Since this is an exercise 12 in Section 4.1 of Velleman's book "How To Prove It", lets see what the author himself thinks about it.

He writes on page 137 of Daniel J. Velleman, Variable declarations in natural deduction / Annals of Pure and Applied Logic 144 (2006) 133-146, available as pdf at http://www.sciencedirect.com/science/article/pii/S0168007206000649 :

Where did the proof go wrong? The problem is that the proof that $A \subseteq C$ improperly makes use of the arbitrary element $b$ of $B$, and the proof that $B \subseteq D$ improperly makes use of the arbitrary element $a$ of $A$. The author of the proof has tried to take a shortcut by proving $A \subseteq C$ and $B \subseteq D$ simultaneously. If we eliminate the shortcut and structure the proof properly, then we must prove that $A \subseteq C$ by letting $a$ be an arbitrary element of $A$ and proving that $a \in C$, and then we must prove that $B \subseteq D$ by letting $b$ be an arbitrary element of $B$ and proving that $b \in D$. In neither part of the proof can the arbitrary object from the other part be used.

This proof illustrates that the dependencies among assertions, assumptions, and introductions of variables can be quite subtle, and catching errors resulting from improper dependencies can be difficult. The safest policy is the one that I believe mathematicians generally follow: once an assumption or a declaration that a variable stands for an arbitrary object is retracted, nothing that has appeared in the proof since the assumption or declaration can be used.


My two cents:

Let a be an arbitrary element of A and let b be an arbitrary element of B.

In most proofs you can get away with this imprecision, but since you're considering two elements at once the slipperiness fools you.
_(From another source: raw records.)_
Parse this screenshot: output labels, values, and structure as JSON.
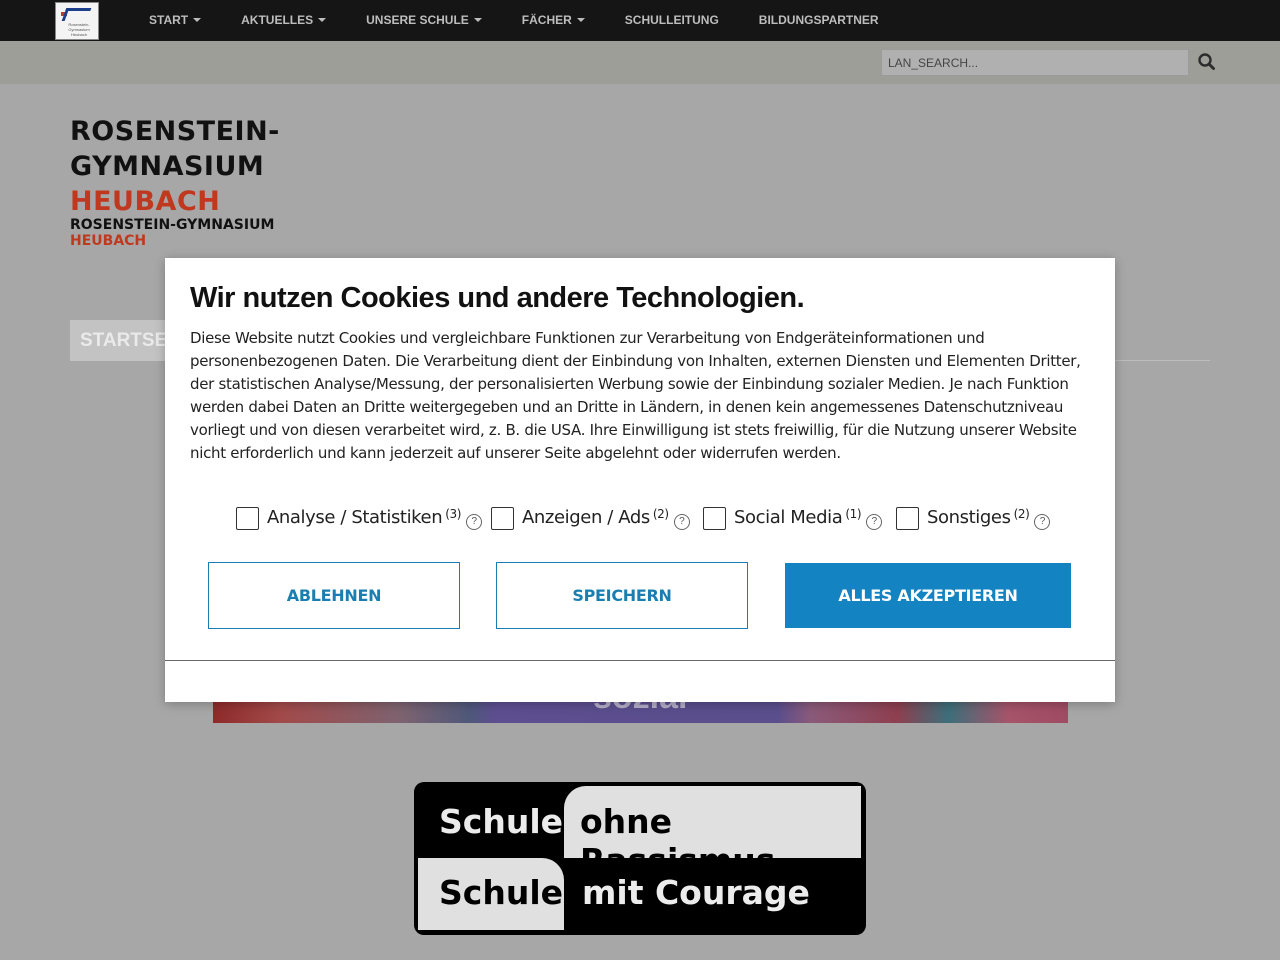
{
  "nav": {
    "logo_text": "Rosenstein-Gymnasium Heubach",
    "items": [
      {
        "label": "START",
        "dropdown": true
      },
      {
        "label": "AKTUELLES",
        "dropdown": true
      },
      {
        "label": "UNSERE SCHULE",
        "dropdown": true
      },
      {
        "label": "FÄCHER",
        "dropdown": true
      },
      {
        "label": "SCHULLEITUNG",
        "dropdown": false
      },
      {
        "label": "BILDUNGSPARTNER",
        "dropdown": false
      }
    ]
  },
  "search": {
    "placeholder": "LAN_SEARCH...",
    "icon": "search-icon"
  },
  "site": {
    "title_line1": "ROSENSTEIN-",
    "title_line2": "GYMNASIUM",
    "title_line3": "HEUBACH",
    "sub_line1": "ROSENSTEIN-GYMNASIUM",
    "sub_line2": "HEUBACH",
    "accent_color": "#c0391f"
  },
  "breadcrumb": {
    "label": "STARTSEITE"
  },
  "banner": {
    "text": "sozial"
  },
  "badge": {
    "row1_left": "Schule",
    "row1_right": "ohne Rassismus",
    "row2_left": "Schule",
    "row2_right": "mit Courage"
  },
  "cookie_modal": {
    "title": "Wir nutzen Cookies und andere Technologien.",
    "body": "Diese Website nutzt Cookies und vergleichbare Funktionen zur Verarbeitung von Endgeräteinformationen und personenbezogenen Daten. Die Verarbeitung dient der Einbindung von Inhalten, externen Diensten und Elementen Dritter, der statistischen Analyse/Messung, der personalisierten Werbung sowie der Einbindung sozialer Medien. Je nach Funktion werden dabei Daten an Dritte weitergegeben und an Dritte in Ländern, in denen kein angemessenes Datenschutzniveau vorliegt und von diesen verarbeitet wird, z. B. die USA. Ihre Einwilligung ist stets freiwillig, für die Nutzung unserer Website nicht erforderlich und kann jederzeit auf unserer Seite abgelehnt oder widerrufen werden.",
    "options": [
      {
        "label": "Analyse / Statistiken",
        "count": "(3)",
        "checked": false
      },
      {
        "label": "Anzeigen / Ads",
        "count": "(2)",
        "checked": false
      },
      {
        "label": "Social Media",
        "count": "(1)",
        "checked": false
      },
      {
        "label": "Sonstiges",
        "count": "(2)",
        "checked": false
      }
    ],
    "help_glyph": "?",
    "buttons": {
      "decline": "ABLEHNEN",
      "save": "SPEICHERN",
      "accept_all": "ALLES AKZEPTIEREN"
    },
    "button_color": "#1383c2"
  }
}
You want to show two independent statements that need to be proved one at a time:

$$\forall a \in A, a \in C$$ $$\forall b \in B, b \in D$$

So let $a$ be an arbitrary element of $A$. This is how you prove a "for all" statement. This is your only assumption you make to prove the first "for all" statement. "Now there exists a corresponding $b\in B$" is an assertion, and a generally false one at that.